Растаявший воск капнул на палец, и Бранвен вскрикнула.
— Что за глупости я думаю! — сказала она, поставила свечу и бросила пергамент на стол, не зная, как поступить — то ли уничтожить его сразу, то ли прочитать заклинание.
Она приводила тысячи доводов, почему не должна поддаваться искушению, взывала к чувству долга и после мучительных сомнений упрятала заклинание в самый нижний ящик комода, туда, где раньше лежала колдовская книга.
Три дня она ходила, как в тумане, никого не видя и не слыша. И даже новости об Айфе не занимали ее. Леди Роренброк запретила близняшкам и сыну беспокоить Бранвен, и сама всплакнула над разбитой жизнью дочери.

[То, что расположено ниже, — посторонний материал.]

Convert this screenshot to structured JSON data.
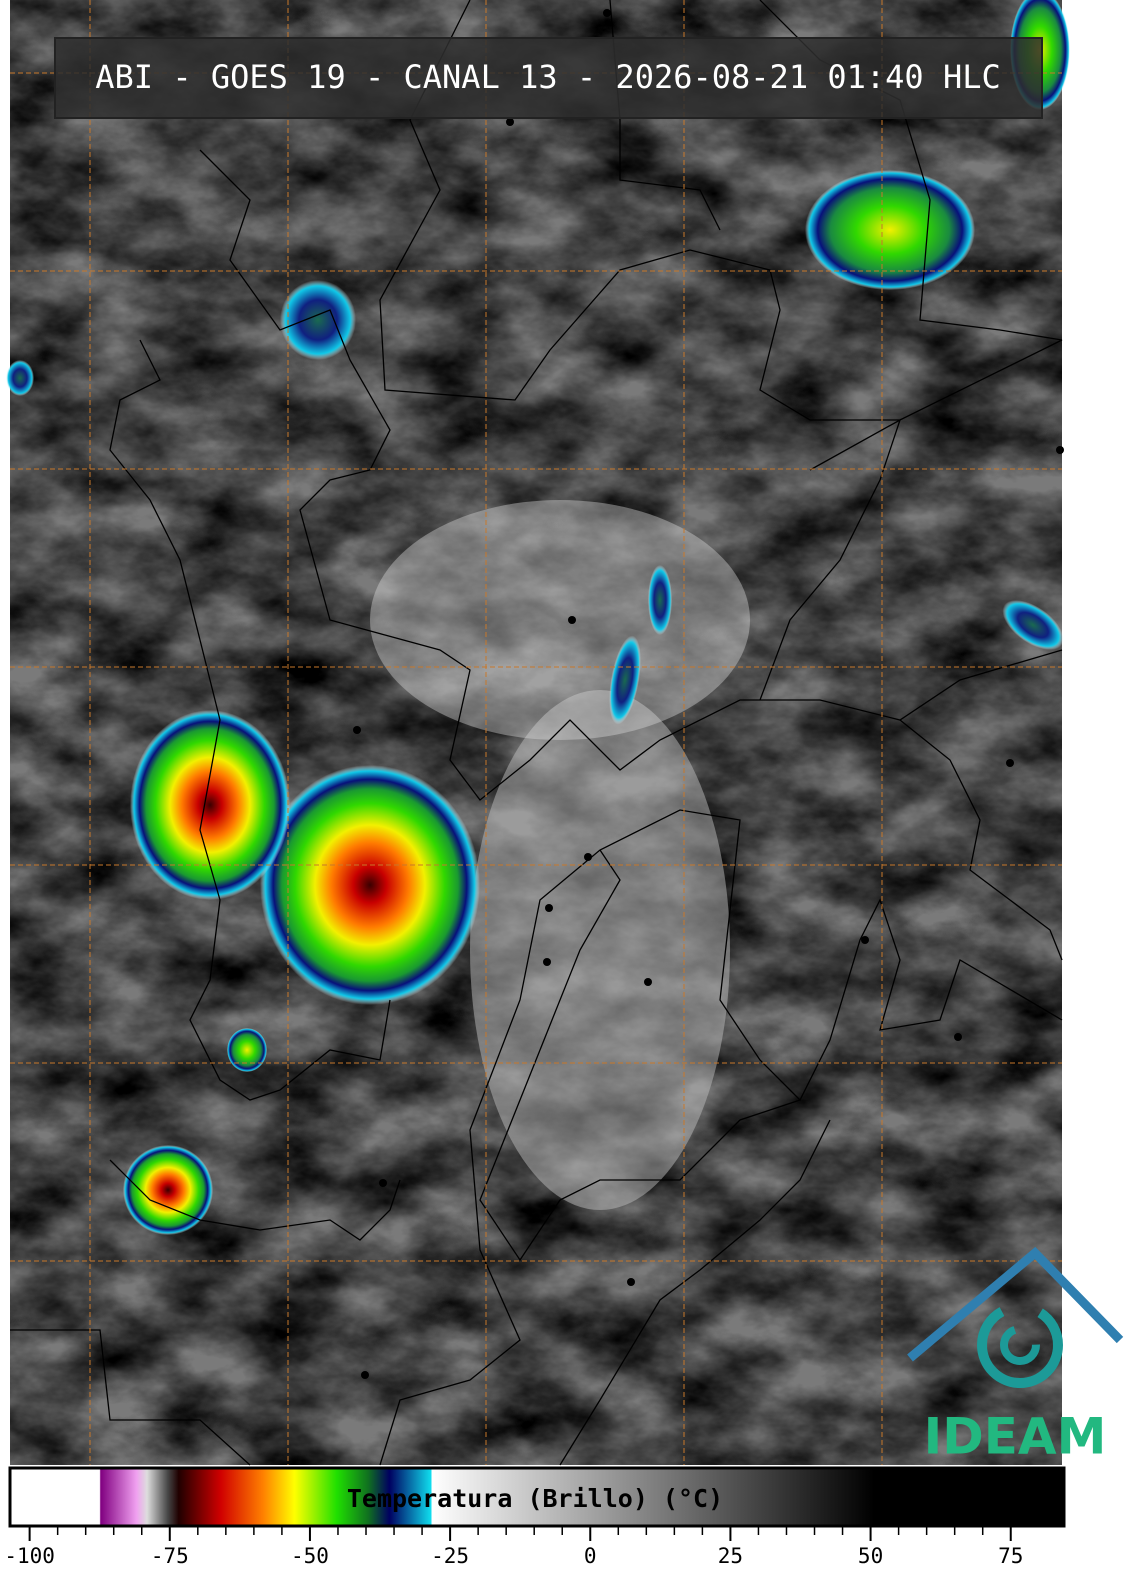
{
  "header": {
    "title": "ABI - GOES 19 - CANAL 13 - 2026-08-21 01:40 HLC"
  },
  "colorbar": {
    "label": "Temperatura (Brillo) (°C)",
    "range": [
      -103.5,
      84.5
    ],
    "ticks": [
      -100,
      -75,
      -50,
      -25,
      0,
      25,
      50,
      75
    ]
  },
  "logo": {
    "text": "IDEAM"
  }
}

— Он ей так нравился, этот мерзкий лорд Освальд, — поверяла графиня компаньонкам. — Как он мог поступить с моей девочкой подобным образом? Просто разбил ей сердце!

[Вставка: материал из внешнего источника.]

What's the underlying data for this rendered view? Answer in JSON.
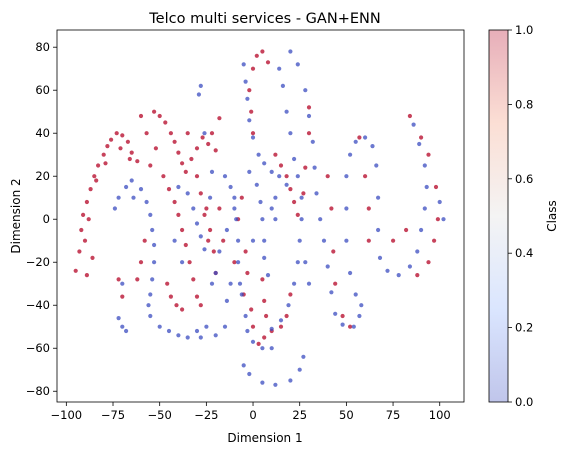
{
  "chart_data": {
    "type": "scatter",
    "title": "Telco multi services - GAN+ENN",
    "xlabel": "Dimension 1",
    "ylabel": "Dimension 2",
    "xlim": [
      -105,
      113
    ],
    "ylim": [
      -85,
      88
    ],
    "xticks": [
      -100,
      -75,
      -50,
      -25,
      0,
      25,
      50,
      75,
      100
    ],
    "yticks": [
      -80,
      -60,
      -40,
      -20,
      0,
      20,
      40,
      60,
      80
    ],
    "grid": false,
    "legend": "none",
    "colorbar": {
      "label": "Class",
      "range": [
        0.0,
        1.0
      ],
      "ticks": [
        0.0,
        0.2,
        0.4,
        0.6,
        0.8,
        1.0
      ],
      "colormap": "coolwarm",
      "alpha": 0.3
    },
    "series": [
      {
        "class": 1,
        "color": "#b40426",
        "points": [
          [
            -95,
            -24
          ],
          [
            -93,
            -15
          ],
          [
            -92,
            -5
          ],
          [
            -91,
            2
          ],
          [
            -90,
            -10
          ],
          [
            -88,
            0
          ],
          [
            -86,
            -18
          ],
          [
            -89,
            -26
          ],
          [
            -89,
            8
          ],
          [
            -87,
            14
          ],
          [
            -85,
            20
          ],
          [
            -83,
            25
          ],
          [
            -80,
            30
          ],
          [
            -78,
            34
          ],
          [
            -76,
            37
          ],
          [
            -73,
            40
          ],
          [
            -70,
            39
          ],
          [
            -67,
            36
          ],
          [
            -65,
            31
          ],
          [
            -62,
            27
          ],
          [
            -84,
            18
          ],
          [
            -79,
            26
          ],
          [
            -71,
            33
          ],
          [
            -66,
            28
          ],
          [
            -53,
            50
          ],
          [
            -50,
            48
          ],
          [
            -47,
            45
          ],
          [
            -44,
            40
          ],
          [
            -42,
            36
          ],
          [
            -40,
            31
          ],
          [
            -38,
            26
          ],
          [
            -36,
            22
          ],
          [
            -33,
            28
          ],
          [
            -30,
            33
          ],
          [
            -27,
            38
          ],
          [
            -24,
            35
          ],
          [
            -22,
            40
          ],
          [
            -20,
            32
          ],
          [
            -48,
            20
          ],
          [
            -45,
            14
          ],
          [
            -42,
            8
          ],
          [
            -40,
            2
          ],
          [
            -38,
            -5
          ],
          [
            -36,
            -12
          ],
          [
            -34,
            -20
          ],
          [
            -32,
            -28
          ],
          [
            -30,
            -36
          ],
          [
            -28,
            -40
          ],
          [
            -46,
            -30
          ],
          [
            -44,
            -36
          ],
          [
            -41,
            -40
          ],
          [
            -38,
            -42
          ],
          [
            -25,
            5
          ],
          [
            -23,
            -5
          ],
          [
            -21,
            -15
          ],
          [
            -20,
            -25
          ],
          [
            -4,
            -15
          ],
          [
            -3,
            -25
          ],
          [
            -5,
            -35
          ],
          [
            5,
            -28
          ],
          [
            6,
            -38
          ],
          [
            7,
            -45
          ],
          [
            -30,
            20
          ],
          [
            -28,
            12
          ],
          [
            -26,
            2
          ],
          [
            -24,
            -10
          ],
          [
            -6,
            10
          ],
          [
            -8,
            0
          ],
          [
            -10,
            -20
          ],
          [
            -16,
            -10
          ],
          [
            -18,
            5
          ],
          [
            -35,
            40
          ],
          [
            0,
            70
          ],
          [
            2,
            76
          ],
          [
            5,
            78
          ],
          [
            8,
            73
          ],
          [
            -2,
            60
          ],
          [
            -1,
            50
          ],
          [
            0,
            40
          ],
          [
            12,
            30
          ],
          [
            15,
            25
          ],
          [
            18,
            20
          ],
          [
            20,
            14
          ],
          [
            22,
            8
          ],
          [
            24,
            2
          ],
          [
            20,
            -35
          ],
          [
            18,
            -45
          ],
          [
            15,
            -50
          ],
          [
            10,
            -52
          ],
          [
            6,
            -55
          ],
          [
            3,
            -58
          ],
          [
            0,
            -50
          ],
          [
            -1,
            -42
          ],
          [
            27,
            12
          ],
          [
            28,
            24
          ],
          [
            30,
            40
          ],
          [
            30,
            52
          ],
          [
            40,
            20
          ],
          [
            42,
            5
          ],
          [
            43,
            -15
          ],
          [
            44,
            -30
          ],
          [
            48,
            -45
          ],
          [
            52,
            -50
          ],
          [
            57,
            38
          ],
          [
            60,
            20
          ],
          [
            62,
            5
          ],
          [
            62,
            -10
          ],
          [
            84,
            48
          ],
          [
            90,
            38
          ],
          [
            94,
            30
          ],
          [
            98,
            15
          ],
          [
            99,
            0
          ],
          [
            97,
            -10
          ],
          [
            94,
            -20
          ],
          [
            88,
            -26
          ],
          [
            82,
            -5
          ],
          [
            75,
            -10
          ],
          [
            -58,
            -10
          ],
          [
            -60,
            -20
          ],
          [
            -62,
            -28
          ],
          [
            -72,
            -28
          ],
          [
            -70,
            -36
          ],
          [
            -18,
            47
          ],
          [
            -55,
            25
          ],
          [
            -52,
            33
          ],
          [
            -57,
            40
          ],
          [
            -60,
            48
          ]
        ]
      },
      {
        "class": 0,
        "color": "#3b4cc0",
        "points": [
          [
            -60,
            14
          ],
          [
            -57,
            8
          ],
          [
            -55,
            2
          ],
          [
            -54,
            -5
          ],
          [
            -53,
            -12
          ],
          [
            -53,
            -20
          ],
          [
            -54,
            -28
          ],
          [
            -55,
            -35
          ],
          [
            -56,
            -40
          ],
          [
            -55,
            -45
          ],
          [
            -40,
            -54
          ],
          [
            -35,
            -55
          ],
          [
            -28,
            -55
          ],
          [
            -20,
            -54
          ],
          [
            -15,
            -50
          ],
          [
            -64,
            10
          ],
          [
            -65,
            18
          ],
          [
            -68,
            15
          ],
          [
            -72,
            10
          ],
          [
            -74,
            5
          ],
          [
            -72,
            -46
          ],
          [
            -70,
            -50
          ],
          [
            -68,
            -52
          ],
          [
            -40,
            15
          ],
          [
            -35,
            12
          ],
          [
            -32,
            5
          ],
          [
            -30,
            -2
          ],
          [
            -28,
            -8
          ],
          [
            -26,
            -14
          ],
          [
            -15,
            20
          ],
          [
            -12,
            15
          ],
          [
            -10,
            10
          ],
          [
            -9,
            0
          ],
          [
            -8,
            -10
          ],
          [
            -8,
            -20
          ],
          [
            -7,
            -30
          ],
          [
            -6,
            -35
          ],
          [
            -10,
            5
          ],
          [
            -14,
            -5
          ],
          [
            -18,
            -15
          ],
          [
            -20,
            -25
          ],
          [
            -22,
            -30
          ],
          [
            -2,
            22
          ],
          [
            2,
            16
          ],
          [
            4,
            8
          ],
          [
            5,
            0
          ],
          [
            6,
            -10
          ],
          [
            6,
            -18
          ],
          [
            8,
            -26
          ],
          [
            10,
            5
          ],
          [
            12,
            10
          ],
          [
            14,
            20
          ],
          [
            -5,
            72
          ],
          [
            -4,
            64
          ],
          [
            -3,
            56
          ],
          [
            -2,
            46
          ],
          [
            0,
            38
          ],
          [
            3,
            30
          ],
          [
            6,
            26
          ],
          [
            10,
            22
          ],
          [
            14,
            70
          ],
          [
            16,
            62
          ],
          [
            18,
            50
          ],
          [
            20,
            40
          ],
          [
            22,
            28
          ],
          [
            24,
            20
          ],
          [
            26,
            10
          ],
          [
            26,
            0
          ],
          [
            25,
            -10
          ],
          [
            24,
            -20
          ],
          [
            22,
            -30
          ],
          [
            19,
            -40
          ],
          [
            15,
            -47
          ],
          [
            10,
            -51
          ],
          [
            -4,
            -45
          ],
          [
            -3,
            -52
          ],
          [
            20,
            78
          ],
          [
            24,
            72
          ],
          [
            28,
            60
          ],
          [
            30,
            48
          ],
          [
            32,
            36
          ],
          [
            33,
            24
          ],
          [
            34,
            12
          ],
          [
            36,
            0
          ],
          [
            38,
            -10
          ],
          [
            40,
            -22
          ],
          [
            42,
            -34
          ],
          [
            44,
            -44
          ],
          [
            48,
            -49
          ],
          [
            54,
            -50
          ],
          [
            57,
            -45
          ],
          [
            50,
            20
          ],
          [
            50,
            5
          ],
          [
            50,
            -10
          ],
          [
            52,
            -25
          ],
          [
            55,
            -35
          ],
          [
            58,
            -40
          ],
          [
            52,
            30
          ],
          [
            55,
            36
          ],
          [
            60,
            38
          ],
          [
            64,
            34
          ],
          [
            66,
            25
          ],
          [
            67,
            10
          ],
          [
            67,
            -5
          ],
          [
            68,
            -18
          ],
          [
            72,
            -24
          ],
          [
            78,
            -26
          ],
          [
            84,
            -22
          ],
          [
            88,
            -15
          ],
          [
            90,
            -5
          ],
          [
            92,
            5
          ],
          [
            93,
            15
          ],
          [
            92,
            25
          ],
          [
            89,
            35
          ],
          [
            86,
            44
          ],
          [
            100,
            8
          ],
          [
            102,
            0
          ],
          [
            -5,
            -68
          ],
          [
            -2,
            -72
          ],
          [
            5,
            -76
          ],
          [
            12,
            -77
          ],
          [
            20,
            -75
          ],
          [
            25,
            -70
          ],
          [
            27,
            -64
          ],
          [
            0,
            -57
          ],
          [
            5,
            -60
          ],
          [
            10,
            -60
          ],
          [
            -50,
            -50
          ],
          [
            -45,
            -52
          ],
          [
            -25,
            -50
          ],
          [
            -30,
            -52
          ],
          [
            -23,
            10
          ],
          [
            -38,
            -20
          ],
          [
            -42,
            -10
          ],
          [
            28,
            -20
          ],
          [
            30,
            -30
          ],
          [
            -26,
            40
          ],
          [
            -22,
            22
          ],
          [
            -29,
            58
          ],
          [
            -28,
            62
          ],
          [
            18,
            16
          ],
          [
            12,
            0
          ],
          [
            0,
            -10
          ],
          [
            -70,
            -30
          ],
          [
            -12,
            -30
          ],
          [
            -14,
            -38
          ]
        ]
      }
    ]
  }
}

А дочь вовсе не горевала над своей жизнью. Каждый вечер был для нее испытанием на стойкость.
— Пусть будет недоволен, пусть скажет, что я его не так поняла… — бормотала она, блуждая по спальне. — Но зачем он оставил мне заклинание? И просил вызвать…
В один из поздних вечеров, она в очередной раз достала из ящика кусочек пергамента, держа его кончиками пальцев, словно боясь обжечься. Она так часто смотрела на эти строки за последние дни, что выучила их наизусть.

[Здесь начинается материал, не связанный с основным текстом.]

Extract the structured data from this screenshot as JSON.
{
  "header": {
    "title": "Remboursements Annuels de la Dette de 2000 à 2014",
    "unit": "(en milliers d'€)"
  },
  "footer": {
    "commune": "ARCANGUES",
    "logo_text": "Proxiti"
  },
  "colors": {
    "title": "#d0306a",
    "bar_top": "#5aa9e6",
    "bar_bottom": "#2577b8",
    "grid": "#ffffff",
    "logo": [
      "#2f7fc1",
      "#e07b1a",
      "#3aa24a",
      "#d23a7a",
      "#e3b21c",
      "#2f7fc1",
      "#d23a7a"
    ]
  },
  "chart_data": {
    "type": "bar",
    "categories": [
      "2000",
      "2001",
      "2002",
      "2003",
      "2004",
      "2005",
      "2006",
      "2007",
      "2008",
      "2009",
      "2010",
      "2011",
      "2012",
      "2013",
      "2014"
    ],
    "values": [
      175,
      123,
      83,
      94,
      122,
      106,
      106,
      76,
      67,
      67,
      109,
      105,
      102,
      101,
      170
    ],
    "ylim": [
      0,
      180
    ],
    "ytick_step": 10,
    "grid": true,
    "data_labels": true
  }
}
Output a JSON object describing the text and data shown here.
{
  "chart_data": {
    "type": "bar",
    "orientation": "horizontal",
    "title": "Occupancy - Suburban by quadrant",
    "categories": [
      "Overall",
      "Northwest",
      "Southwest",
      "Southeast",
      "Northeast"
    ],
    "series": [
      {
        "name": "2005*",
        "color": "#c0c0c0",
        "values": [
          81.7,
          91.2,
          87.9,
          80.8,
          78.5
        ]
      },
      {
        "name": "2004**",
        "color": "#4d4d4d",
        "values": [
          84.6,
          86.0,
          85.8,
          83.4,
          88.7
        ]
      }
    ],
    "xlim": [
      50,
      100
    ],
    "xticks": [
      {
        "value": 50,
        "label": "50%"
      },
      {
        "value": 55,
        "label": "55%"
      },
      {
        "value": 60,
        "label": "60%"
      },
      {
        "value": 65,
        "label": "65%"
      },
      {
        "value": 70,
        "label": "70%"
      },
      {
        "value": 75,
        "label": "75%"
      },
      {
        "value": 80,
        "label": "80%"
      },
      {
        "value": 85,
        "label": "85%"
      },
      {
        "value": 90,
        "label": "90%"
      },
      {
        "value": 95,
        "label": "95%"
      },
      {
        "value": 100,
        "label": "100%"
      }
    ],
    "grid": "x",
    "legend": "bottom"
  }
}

— Пусть он будет недоволен, но зато полюбит меня еще раз, — сказала она в пустоту комнаты. — Да, еще раз!
Бранвен повторила заклинание и замерла, прислушиваясь. Над Роренброком на лигу вокруг повисла привычная предночная тишина. Бранвен отсчитывала биения своего сердца: один…два…три…четыре…
Он появился из темноты и сразу поцеловал, крепко обняв. Бранвен почти задохнулась в его объятиях.
— Почему так долго? — вопрошал он, покрывая короткими поцелуями ее лицо. — Ты не заглядывала под подушку? Или решила потерзать меня? Распалить еще больше? У тебя это отлично получилось!
— Ты не сердишься, что я снова призвала тебя? — спросила Бранвен, теряя голову от его напора, и от непритворной страсти, которой он пылал.
— Сержусь за то, что проторчал там слишком долго! Сколько дней у тебя пошло? Три? Четыре? Неделя?
— Пять, — призналась она.
— Ты — маленькая, жестокосердная гусыня, — ласково бранил ее Эфриэл. — Я тебе это еще припомню. Но подожди…
Бранвен потянулась к нему с поцелуем, и когда он остановил ее, недоуменно захлопала ресницами.
— Сначала ответь мне. Как вышло, что я оказался в Тир-нан-Бео? Ты ведь не испытала удовольствия. Я знаю, я это чувствовал.
— Испытала… — Бранвен покраснела и смутилась до слез.
— Но это неправда.
Едва увидев ее и обняв, Эфриэл уже готов был к любовным подвигам. Он повел себя с этой прекрасной женщиной, как последняя скотина, думая в такой важный для нее момент лишь о себе. Теперь он горел желанием вернуть ей сторицей все, что получил от их первой ночи. Но несмотря на возбуждение, все же решил выяснить мучивший его вопрос.